Seine eigenen Verdienste als säubernder und verjüngender Kaderchef sind vergessen. Unter »Trotzkismus«Verdacht und laut Selbstzeugnis noch tätig unter Stalin, gefördert durch Leonid Breshnew und Juri Andropow, war Ligatschow unter dem frühen Gorbatschow dessen zweiter Mann der Perestroika. Er wurde wie sein Dienstherr zuvor Landwirtschaftssekretär, galt als Reformer, asketisch, unbestechlich, konsequent.

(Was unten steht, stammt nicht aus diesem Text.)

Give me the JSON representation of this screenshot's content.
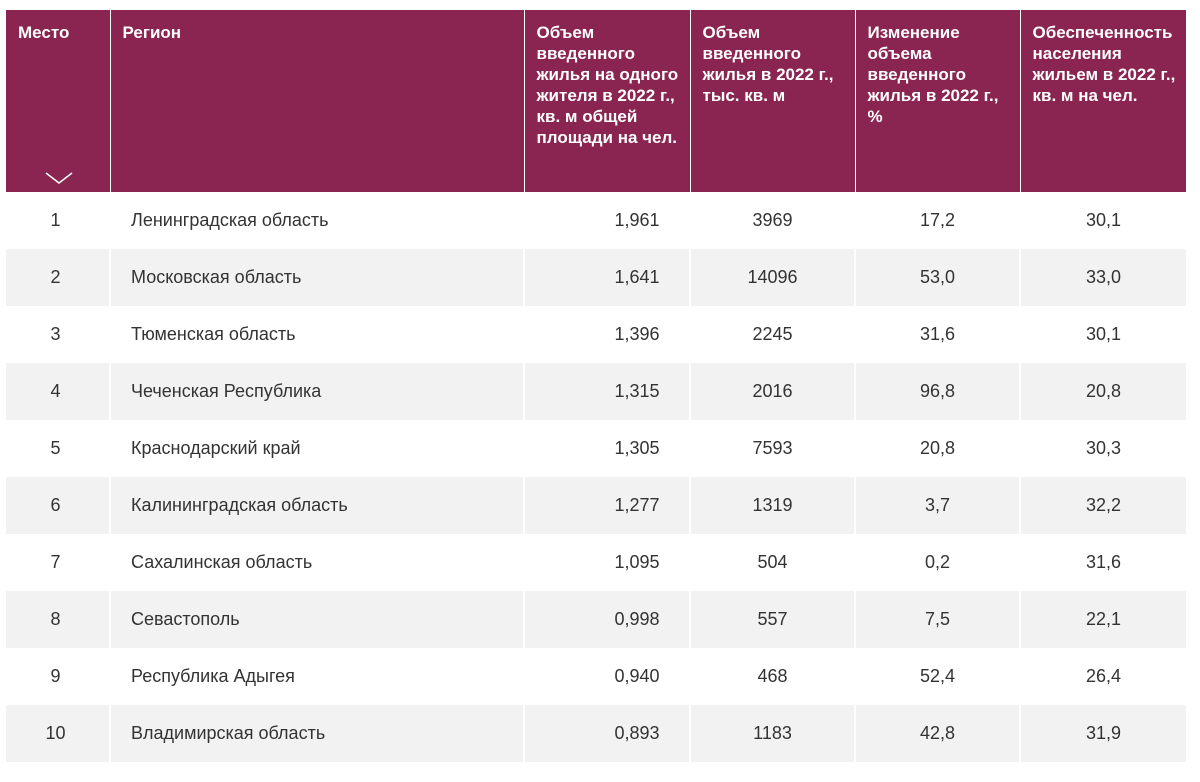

Das Michail Gorbatschow mit viel Spott und Häme angelastete »Trockene Gesetz« und der einmal mehr in Russlands Geschichte erfolglose Kampf gegen den Alkohol, bei dem vor allem alte Weinberge erfolgreich umgepflügt wurden, geht allerdings auf ihn zurück. Hier könnte einmal mehr das geflügelte Wort des späteren Premiers Viktor Tschernomyrdin gelten: »Wir wollten es besser machen, aber es kam wie immer.«
Der Mut zu unpopulären Standpunkten hat Jegor Kusmitsch aber nie verlassen. So setzt er bis heute auf den Sieg des Sozialismus. Er zeigt auch als inzwischen 94-Jähriger, der 1944 und damit genau vor 50 Jahren in die Kommunistische Partei der Sowjetunion (Bolschewiki) eintrat, nicht die landläufig von seinesgleichen stets noch eingeforderte und nicht selten bekannte Reue.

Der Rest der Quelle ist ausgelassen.